Liputan6.com, Jakarta Menteri Koordinator Bidang Perekonomian Hatta Rajasa memastikan keputusan pemerintah mengurangi besaran Bea Keluar (BK) mineral olahan bukan akibat tekanan dari para perusahaan pertambangan raksasa. Pemerintah menolak jika dikatakan melunak dalam menjalankan kebijakan tersebut.
Sebagai informasi, perusahaan induk PT Freeport Indonesia yakni Freeport McMoran Copper & Gold inc pernah mendatangi beberapa menteri, seperti Menteri Koordinator Bidang Perekonomian Hatta Rajasa, Menteri ESDM Jero Wacik, Menteri Keuangan Chatib Basri dan Menteri Perindustrian MS Hidayat. Â
Perusahaan tambang asal Amerika ini meminta keringanan BK ekspor mineral olahan karena pihaknya berkomitmen membangun pabrik pemurnian (smelter) di Indonesia.

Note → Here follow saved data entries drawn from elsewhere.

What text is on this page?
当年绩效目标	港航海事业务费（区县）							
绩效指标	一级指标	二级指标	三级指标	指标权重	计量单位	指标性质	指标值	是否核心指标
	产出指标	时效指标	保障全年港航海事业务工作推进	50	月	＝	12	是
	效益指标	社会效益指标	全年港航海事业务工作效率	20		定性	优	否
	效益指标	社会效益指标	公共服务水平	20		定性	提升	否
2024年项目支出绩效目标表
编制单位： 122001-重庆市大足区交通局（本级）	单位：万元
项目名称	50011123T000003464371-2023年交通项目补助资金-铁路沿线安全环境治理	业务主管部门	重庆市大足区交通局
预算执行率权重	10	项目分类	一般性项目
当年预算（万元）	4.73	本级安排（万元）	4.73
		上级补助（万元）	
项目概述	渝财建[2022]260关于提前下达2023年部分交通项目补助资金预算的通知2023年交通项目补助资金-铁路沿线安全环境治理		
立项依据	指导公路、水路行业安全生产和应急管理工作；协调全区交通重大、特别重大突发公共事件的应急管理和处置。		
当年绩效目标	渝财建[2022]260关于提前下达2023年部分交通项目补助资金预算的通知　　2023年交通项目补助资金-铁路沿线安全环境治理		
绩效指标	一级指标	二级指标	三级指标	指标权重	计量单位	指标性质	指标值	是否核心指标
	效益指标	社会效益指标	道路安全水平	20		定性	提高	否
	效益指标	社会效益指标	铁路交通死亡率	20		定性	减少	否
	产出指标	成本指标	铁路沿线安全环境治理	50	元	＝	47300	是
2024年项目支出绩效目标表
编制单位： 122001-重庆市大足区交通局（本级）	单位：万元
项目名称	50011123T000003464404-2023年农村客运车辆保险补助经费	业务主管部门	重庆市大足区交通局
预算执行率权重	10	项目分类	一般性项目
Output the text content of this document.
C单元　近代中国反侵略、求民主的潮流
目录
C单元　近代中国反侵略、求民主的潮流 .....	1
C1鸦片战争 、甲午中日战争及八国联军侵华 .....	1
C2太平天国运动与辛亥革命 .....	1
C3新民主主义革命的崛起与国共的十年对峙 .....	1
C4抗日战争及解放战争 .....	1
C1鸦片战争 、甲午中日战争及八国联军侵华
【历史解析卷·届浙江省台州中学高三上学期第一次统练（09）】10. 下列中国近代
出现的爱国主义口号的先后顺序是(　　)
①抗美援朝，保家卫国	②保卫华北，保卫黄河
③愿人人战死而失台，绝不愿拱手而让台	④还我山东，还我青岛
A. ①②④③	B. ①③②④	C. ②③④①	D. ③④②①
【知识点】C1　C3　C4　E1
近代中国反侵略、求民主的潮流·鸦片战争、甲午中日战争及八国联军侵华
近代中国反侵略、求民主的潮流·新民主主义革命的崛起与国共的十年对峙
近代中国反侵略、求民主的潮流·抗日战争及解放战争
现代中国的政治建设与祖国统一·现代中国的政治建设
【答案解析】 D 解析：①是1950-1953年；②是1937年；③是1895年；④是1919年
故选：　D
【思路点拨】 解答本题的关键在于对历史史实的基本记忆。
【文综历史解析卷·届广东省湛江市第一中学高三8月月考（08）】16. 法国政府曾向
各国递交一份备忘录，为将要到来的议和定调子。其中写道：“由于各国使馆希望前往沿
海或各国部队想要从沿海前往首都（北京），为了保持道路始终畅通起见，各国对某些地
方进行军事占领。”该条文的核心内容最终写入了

"Tidak ada kaitannya dengan itu. Indonesia tidak bisa ditekan-tekan. Kita konsisten menjalankan Undang-undang (UU) Minerba. Catat itu," ungkap Hatta usai Rakor Pangan, Rabu (5/3/2014).
Hatta mengaku, pembahasan Kementerian Keuangan dan Kementerian ESDM terkait pelonggaran BK hingga kini belum sampai ke tangannya. "Menteri Keuangan mungkin sedang membahas itu. Tapi belum sampai ke saya, makanya saya tidak mau berspekulasi dulu," ujarnya.
Pada prinsipnya, Hatta mengatakan, tak menyetujui adanya kebijakan pemberlakuan BK dengan syarat kepastian membangun smelter. "Tidak perlu BK tapi semua harus sudah pasti membangun smelter. Kalau belum, harus ada punishment-nya supaya memaksa adanya smelter," ucapnya. Â
Dia menambahkan, saat ini perusahaan pertambangan tak dapat melakukan ekspor mineral mentah. Sehingga neraca perdagangan pada Februari ini mengalami defisit US$ 430,6 juta.
"Tapi defisit dari minerbanya tidak terlalu mengkhawatirkan. Toh barangnya tidak hilang karena masih ada di perut bumi. Jadi kita manfaatkan supaya ekspor meningkat tajam pada 2017. Hanya saja yang perlu diperhatikan adalah neraca migas kita," jelas Hatta.
Dia meminta supaya program konversi bahan bakar minyak (BBM) ke bahan bakar gas (BBG) terus digenjot mengingat produksi minyak mentah Indonesia diperkirakan menurun di tahun ini dari 870 ribu barel menjadi 814 ribu barel per hari.
"Konsumsi BBM kita saja 64 juta kiloliter per hari, dan sebanyak 48 juta kl-nya adalah subsidi. Sehingga konversi gas perlu dipercepat dan diharapkan gas tidak diekspor lagi," tegas Hatta.